DMSO : 50 mg/mL (98.91 mM; Need ultrasonic); H2O : < 0.1 mg/mL (insoluble)

PI3K/Akt/mTOR; PI3K/Akt/mTOR; Autophagy

Omipalisib (GSK2126458) is a highly selective and potent inhibitor of PI3K with K_is of 0.019 nM/0.13 nM/0.024 nM/0.06 nM and 0.18 nM/0.3 nM for p110alpha/beta/delta/gamma, mTORC1/2, respectively. IC50 & Target: Ki: 0.019 nM (p110alpha), 0.13 nM (p110beta), 0.024 nM (p110delta), 0.06 nM (p110gamma), 0.18 nM (mTORC1), 0.3 nM (mTORC2) In Vitro: Omipalisib (GSK2126458) potently inhibits the activity of common activating mutants of p110alpha (E542K, E545K, and H1047R) found in human cancer with K_i of 8 pM, 8 pM and 9 pM, respectively.
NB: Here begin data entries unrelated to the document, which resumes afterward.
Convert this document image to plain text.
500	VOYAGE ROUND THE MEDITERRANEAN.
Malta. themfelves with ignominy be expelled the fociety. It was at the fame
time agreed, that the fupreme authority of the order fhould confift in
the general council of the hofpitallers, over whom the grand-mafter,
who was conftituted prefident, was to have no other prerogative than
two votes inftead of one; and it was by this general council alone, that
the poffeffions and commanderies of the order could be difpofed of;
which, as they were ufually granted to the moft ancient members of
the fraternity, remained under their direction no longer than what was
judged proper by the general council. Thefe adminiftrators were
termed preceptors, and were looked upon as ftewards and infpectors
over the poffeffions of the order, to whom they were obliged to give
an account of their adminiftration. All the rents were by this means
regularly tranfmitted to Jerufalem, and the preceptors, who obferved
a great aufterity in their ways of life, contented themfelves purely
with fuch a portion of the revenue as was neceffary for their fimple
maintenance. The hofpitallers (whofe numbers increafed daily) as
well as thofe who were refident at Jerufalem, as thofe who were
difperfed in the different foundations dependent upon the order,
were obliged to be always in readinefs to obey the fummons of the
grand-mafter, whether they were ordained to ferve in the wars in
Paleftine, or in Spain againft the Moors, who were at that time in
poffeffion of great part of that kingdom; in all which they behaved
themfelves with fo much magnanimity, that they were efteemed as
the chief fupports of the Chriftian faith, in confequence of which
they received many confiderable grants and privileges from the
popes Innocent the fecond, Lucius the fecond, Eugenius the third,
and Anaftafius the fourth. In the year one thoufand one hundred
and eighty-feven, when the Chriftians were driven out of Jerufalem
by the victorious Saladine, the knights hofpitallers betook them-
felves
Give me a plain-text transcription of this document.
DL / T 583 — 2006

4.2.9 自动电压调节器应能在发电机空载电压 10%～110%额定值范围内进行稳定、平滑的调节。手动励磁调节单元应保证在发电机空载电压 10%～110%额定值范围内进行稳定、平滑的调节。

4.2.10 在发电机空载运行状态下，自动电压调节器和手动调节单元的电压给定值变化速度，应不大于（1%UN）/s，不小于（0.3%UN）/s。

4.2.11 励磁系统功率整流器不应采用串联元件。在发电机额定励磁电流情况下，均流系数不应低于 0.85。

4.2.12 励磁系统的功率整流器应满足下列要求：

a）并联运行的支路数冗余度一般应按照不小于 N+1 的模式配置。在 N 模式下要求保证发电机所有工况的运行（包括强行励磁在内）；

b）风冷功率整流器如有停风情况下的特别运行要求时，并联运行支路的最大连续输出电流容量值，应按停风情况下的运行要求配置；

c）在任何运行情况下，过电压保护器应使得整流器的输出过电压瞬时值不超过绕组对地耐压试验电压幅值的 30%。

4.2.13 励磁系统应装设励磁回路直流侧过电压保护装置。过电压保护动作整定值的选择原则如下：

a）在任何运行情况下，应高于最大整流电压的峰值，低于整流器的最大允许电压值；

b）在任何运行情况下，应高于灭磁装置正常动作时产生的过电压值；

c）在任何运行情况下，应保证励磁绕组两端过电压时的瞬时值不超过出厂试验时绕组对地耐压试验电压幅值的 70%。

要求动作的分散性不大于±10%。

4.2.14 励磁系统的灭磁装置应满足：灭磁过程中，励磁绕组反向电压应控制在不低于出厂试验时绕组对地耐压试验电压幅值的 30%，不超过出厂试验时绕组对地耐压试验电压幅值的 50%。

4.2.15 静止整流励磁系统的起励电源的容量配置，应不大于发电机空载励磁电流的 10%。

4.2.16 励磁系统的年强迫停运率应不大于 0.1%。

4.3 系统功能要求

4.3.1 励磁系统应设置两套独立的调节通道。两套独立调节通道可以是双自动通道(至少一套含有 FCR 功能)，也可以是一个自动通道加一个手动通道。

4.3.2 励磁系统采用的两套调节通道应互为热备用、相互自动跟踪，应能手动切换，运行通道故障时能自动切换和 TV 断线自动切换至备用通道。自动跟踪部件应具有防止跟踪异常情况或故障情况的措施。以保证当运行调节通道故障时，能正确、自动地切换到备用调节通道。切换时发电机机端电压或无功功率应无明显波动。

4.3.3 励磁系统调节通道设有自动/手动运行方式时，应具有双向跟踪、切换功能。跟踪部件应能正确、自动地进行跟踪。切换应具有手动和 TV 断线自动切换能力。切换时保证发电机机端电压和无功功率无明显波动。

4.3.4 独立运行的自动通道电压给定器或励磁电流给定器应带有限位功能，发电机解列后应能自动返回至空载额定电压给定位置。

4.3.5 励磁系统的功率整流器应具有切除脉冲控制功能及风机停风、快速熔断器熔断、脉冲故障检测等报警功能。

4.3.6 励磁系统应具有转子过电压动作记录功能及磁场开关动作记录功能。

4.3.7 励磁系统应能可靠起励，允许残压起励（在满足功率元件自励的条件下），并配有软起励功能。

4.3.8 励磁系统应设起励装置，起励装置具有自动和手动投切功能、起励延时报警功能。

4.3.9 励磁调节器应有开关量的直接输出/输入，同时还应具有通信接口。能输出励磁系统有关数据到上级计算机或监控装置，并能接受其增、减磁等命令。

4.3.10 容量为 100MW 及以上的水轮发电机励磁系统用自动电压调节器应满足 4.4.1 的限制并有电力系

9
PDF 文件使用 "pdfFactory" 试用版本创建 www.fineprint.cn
Omipalisib causes a significant reduction in the levels of pAkt-S473 with remarkable potency in T47D and BT474 cells with IC₅₀ of 0.41 nM and 0.18 nM, respectively. Furthermore, Omipalisib (GSK2126458) leads to a G1 cell cycle arrest and produces the inhibitory effect on cell proliferation in a large panel of cell lines, including T47D and BT474 breast cancer lines with IC₅₀ of 3 nM and 2.4 nM, respectively^[1]. The combination of Omipalisib or GSK1120212 with Omipalisib enhances cell growth inhibition and decreases S6 ribosomal protein phosphorylation in drug-resistant clones from the A375 BRAF(V600E) and the YUSIT1 BRAF(V600K) melanoma cell lines^[2]. Omipalisib (GSK2126458) potentiates the antiproliferative activity of DDR1-IN-1 in colorectal cancer cell lines^[3]. In Vivo: In a BT474 human tumor xenograft model, Omipalisib (GSK2126458) treatment results in a dose-dependent reduction in pAkt-S473 levels, and exhibits dose-dependent tumor growth inhibition at a low dose of 300 ug/kg. Besides, Omipalisib (GSK2126458) shows low blood clearance and good oral bioavailability in four preclinical species (mouse, rat, dog, and monkey)^[1].